The grooves themselves follow the beats of the time signatures and a click does nothing to affect that groove. The tempo does affect the groove and if you speed things up or slows things down just a little bit can have an effect on the groove and it will make the songs, the pockets, the rhythms have less of an impact.

You're using the noun "grooves" there instead of "beats" or "rhythms". I said that no click would make it more "groovy/feely". What I'm thinking of is stuff like this:

The click/metronome removes the feel that would be there if the drummer deviated from the tempo by, for example, slowing down a long fill a little to stretch it out, before resuming to (about) the previous tempo, to give that fill more emphasis. Or delaying hitting a bass/crash hit to add more weight. Or coming back in faster after a previous section so the final verse is slightly faster. Or slowing the final passage down a bit so the final epic ending is more epic.

Peoples expectations for bands are hilarious at times.
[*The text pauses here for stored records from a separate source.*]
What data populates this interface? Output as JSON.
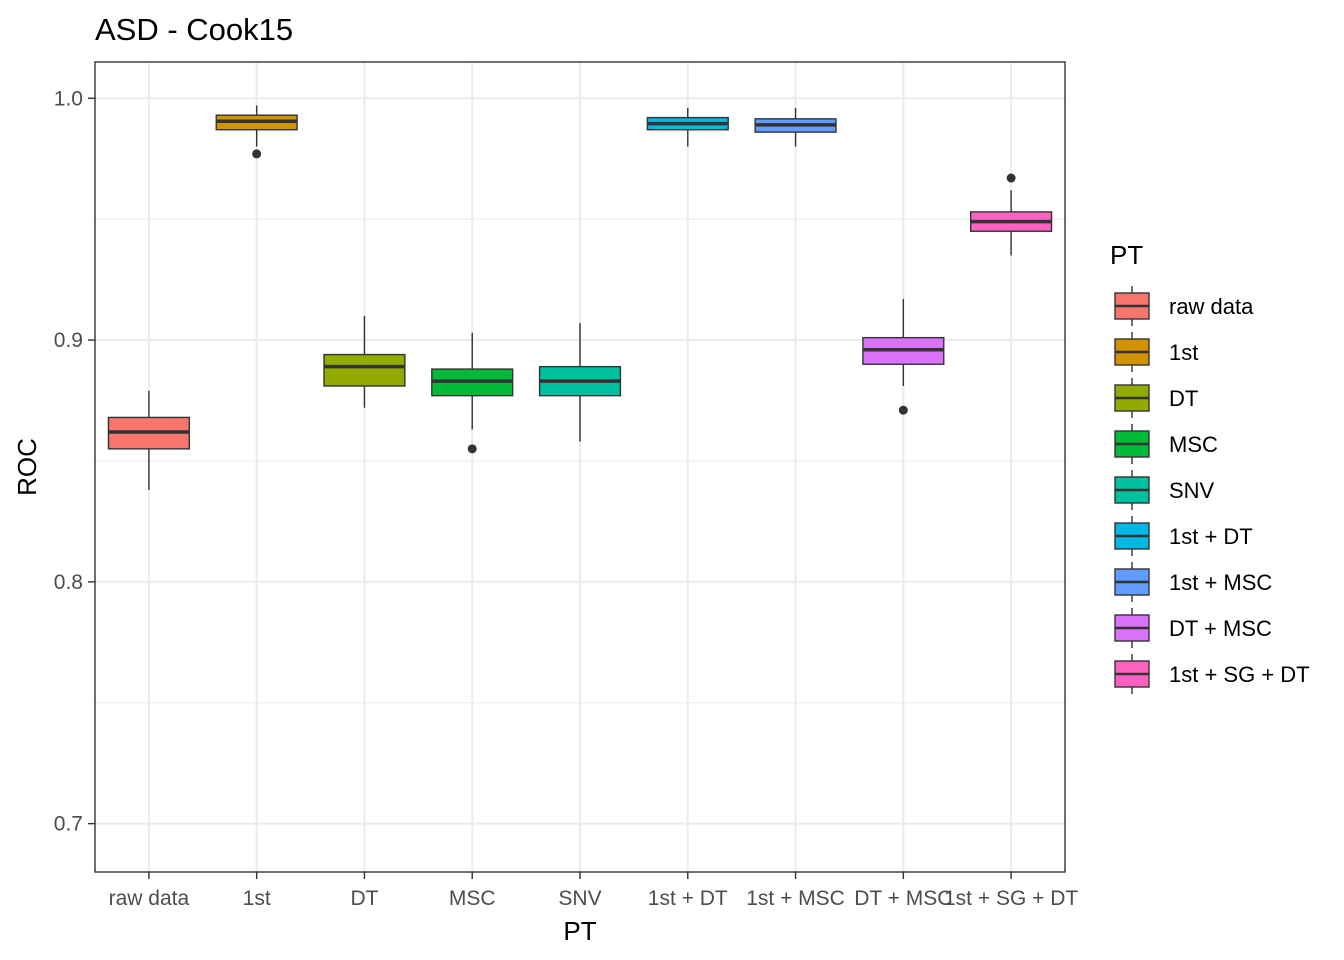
{
  "chart_data": {
    "type": "boxplot",
    "title": "ASD - Cook15",
    "xlabel": "PT",
    "ylabel": "ROC",
    "ylim": [
      0.68,
      1.015
    ],
    "yticks": [
      0.7,
      0.8,
      0.9,
      1.0
    ],
    "ytick_labels": [
      "0.7",
      "0.8",
      "0.9",
      "1.0"
    ],
    "grid": true,
    "legend": {
      "title": "PT",
      "position": "right"
    },
    "categories": [
      "raw data",
      "1st",
      "DT",
      "MSC",
      "SNV",
      "1st + DT",
      "1st + MSC",
      "DT + MSC",
      "1st + SG + DT"
    ],
    "series": [
      {
        "name": "raw data",
        "color": "#F8766D",
        "min": 0.838,
        "q1": 0.855,
        "median": 0.862,
        "q3": 0.868,
        "max": 0.879,
        "outliers": []
      },
      {
        "name": "1st",
        "color": "#D39200",
        "min": 0.98,
        "q1": 0.987,
        "median": 0.9905,
        "q3": 0.993,
        "max": 0.997,
        "outliers": [
          0.977
        ]
      },
      {
        "name": "DT",
        "color": "#93AA00",
        "min": 0.872,
        "q1": 0.881,
        "median": 0.889,
        "q3": 0.894,
        "max": 0.91,
        "outliers": []
      },
      {
        "name": "MSC",
        "color": "#00BA38",
        "min": 0.863,
        "q1": 0.877,
        "median": 0.883,
        "q3": 0.888,
        "max": 0.903,
        "outliers": [
          0.855
        ]
      },
      {
        "name": "SNV",
        "color": "#00C19F",
        "min": 0.858,
        "q1": 0.877,
        "median": 0.883,
        "q3": 0.889,
        "max": 0.907,
        "outliers": []
      },
      {
        "name": "1st + DT",
        "color": "#00B9E3",
        "min": 0.98,
        "q1": 0.987,
        "median": 0.9895,
        "q3": 0.992,
        "max": 0.996,
        "outliers": []
      },
      {
        "name": "1st + MSC",
        "color": "#619CFF",
        "min": 0.98,
        "q1": 0.986,
        "median": 0.989,
        "q3": 0.9915,
        "max": 0.996,
        "outliers": []
      },
      {
        "name": "DT + MSC",
        "color": "#DB72FB",
        "min": 0.881,
        "q1": 0.89,
        "median": 0.896,
        "q3": 0.901,
        "max": 0.917,
        "outliers": [
          0.871
        ]
      },
      {
        "name": "1st + SG + DT",
        "color": "#FF61C3",
        "min": 0.935,
        "q1": 0.945,
        "median": 0.949,
        "q3": 0.953,
        "max": 0.962,
        "outliers": [
          0.967
        ]
      }
    ]
  }
}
It's not an expectation, I just thought it would be a cool thing.
« Last Edit: December 03, 2021, 09:21:53 AM by DoctorAction »
The only true wisdom is in knowing you know nothing.

Offline Setlist Scotty

  • Posts: 3494
Re: *Official* A View from the Top of the World discussion thread
« Reply #1819 on: December 03, 2021, 10:10:31 AM »
Thanks to those who posted that impromptu jam - love to see that sort of thing happen.

Agreed.  It reminds me of the Rush show from Boston in 2010 (I think) when Alex's guitar wouldn't work right for like two minutes and he (despite being aggravated) scatted on the mic and sang "still no guitar" to the crowd while Geddy and Neil jammed around the La Villa Strangiato intro that they were starting until the guitar got working, and when the three kicked into the song full force, the crowd went crazy. That kind of live magic cannot work when you are playing to a programmed set with a click.
And Dream Theater did just that when JP's guitar failed in Paralyzed and Mangini and Jordan went into an inpromptu jam.
There is one difference between the example you cite Erwin in comparison to Kev's Rush example. In the case of the Rush song, the song started and the band kept on playing without ever stopping. That wasn't the case with the DT improv. JP started the song only to stop it before anyone else in the band could join in, and then the improv between JR and MM was a completely separate entity from Paralyzed - it's not as if the rest of the band was playing some extended intro to Paralyzed while waiting for JP to get his guitar working properly. So it's apples to oranges.



What's next, are people going to rag on Jordan for using sheet music because he can't memorize his parts like the rest of the band? Is using sheet music "a crutch" on stage?  :facepalm: :lol
IIRC, I don't think JR uses it as sheet music as much as he uses the display to remind him of the variety of patches and keyboard setups that he needs to switch between for each song.
As a basic rule, if you hate it, you must solely blame Portnoy. If it's good, then you must downplay MP's contribution to the band as not being important anyway, or claim he's just lying. It's the DTF way.